Blowing hot air

New Zealand's commitments on greenhouse gas reduction are beginning to look a bit thin.

In December this year countries subscribing to the UN Framework Convention on Climate Change (UNFCCC) will meet in Paris to encourage each other to do more to limit climate change.

The main aim is to reduce and eventually cease emissions of the greenhouse gases that are driving a steady increase in average global temperatures.

The hope must be to keep warming within the 2degC increase over pre-industrial levels, beyond which science tells us to expect an increasing risk of uncontrollable temperature rise and radical changes to global climate.

In preparation for Paris, each country is to prepare so-called Intended Nationally Determined Contributions (INDCs) telling the rest of the world what level of reduction in emissions it plans to make by 2020.

The idea is that these ''bottom up'' contributions will be totted up to see what the combined total implies for the planet as a whole and a ''top down'' assessment made of whether intended contributions will be enough to keep within the 2degC target.
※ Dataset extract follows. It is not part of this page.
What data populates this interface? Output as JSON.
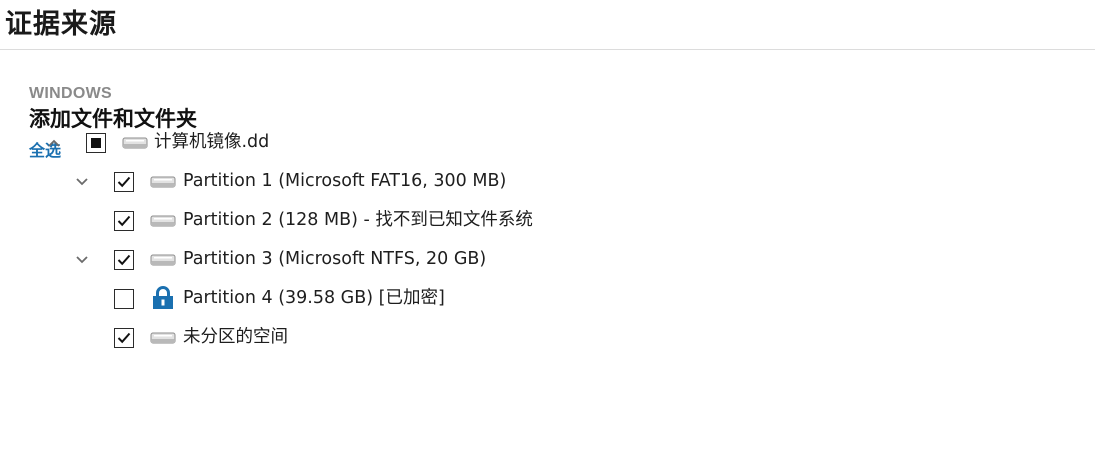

So far just six INDCs have been announced: Switzerland, the European Union, Norway, Mexico, the US and Russia.

New Zealand must submit its offer within the next few months.

The Climate Action Tracker (Cat) website is giving updated progress reports on these national contributions and, for countries still to submit, estimating what the contribution would look like, based on current policies.

The analyses are done by four leading climate research institutes based in Germany.

If the current trend in emissions is sustained, Cat estimates that global mean temperatures are likely to rise by nearly 4degC (plus or minus a degree), a level that we must hope frightens the policy mandarins gathering in Paris as much as it should frighten us.

Based on the INDCs so far submitted, and Cat's estimates of contributions from other countries that have yet to submit, the Cat modellers suggest that the increase in global temperatures would be scaled back to about 3degC - possibly as low as 2.5degC, but possibly also as high as 3.8degC.

So the story so far is that the global community is not doing enough to keep us - and many generations to follow - clear of the risks of irreversible climate change.

A great benefit of the UNFCCC Paris meeting, and of the Cat research, is that it will allow us to compare the contributions of each country relative to the others.

We might hope that this will help shame laggards into doing more.

So how does New Zealand look so far? New Zealand's current target is to reduce emissions by 5% by 2020 relative to 1990 levels.

At the Copenhagen meeting in 2009, New Zealand also said it would expand that target to a 10%-20% reduction if there was sufficient evidence that the rest of the world was adopting policies capable of keeping warming within 2degC, a kind of ''I will if you will'' stance that is not unreasonable when facing a problem that requires collective action.

Is our current 5% reduction target enough? How does it compare with other countries?

A recent Ministry for the Environment report says that, as of 2013, our emissions have actually increased by more than 20% since 1990.

(The Minister for Climate Change, Tim Groser, was eager to point out that gross emissions actually fell in the 2013 year, giving some hope that progress is being made. However, changes in land use that absorb carbon also fell so that there was no net reduction in 2013).

The Cat researchers estimate that on current policy settings New Zealand's emissions will increase by 32% by 2020.

The inadequacy of our progress against the 5% target has been forcefully pointed out to us by other countries, including China and the European Union, in a review conducted by the UNFCCC late last year.

Our global partners, it seems are less than impressed.

And even if we do manage to reduce emissions by the 5% that we have promised, the Cat researchers tell us that, if this level of reductions became the global norm, warming would probably exceed 3-4degC.

The New Zealand 5% target is rated inadequate, along with those of big carbon-producing countries, such as Canada and Australia.

The world's biggest emitters, the US and China, are rated ahead of us, although their policies are still likely to breach the 2degC limit.

The Government's policy is to be a ''fast follower'' on climate change policy.

As of now, New Zealand is clearly a laggard in the effort to control emissions, and is seen as such by some of the major global powers.

The New Zealand INDC to be prepared over the next few months will show us just how quickly we intend to catch up.

• Colin Campbell-Hunt is an emeritus professor in the University of Otago Business School.

Each week in this column, one of a panel of writers addresses issues of sustainability.

Due to a subediting error, a figure in Prof Gerry Carrington's column last week was incorrect. It should have read that the cost of domestic electricity at the time was 3.5c/kWh.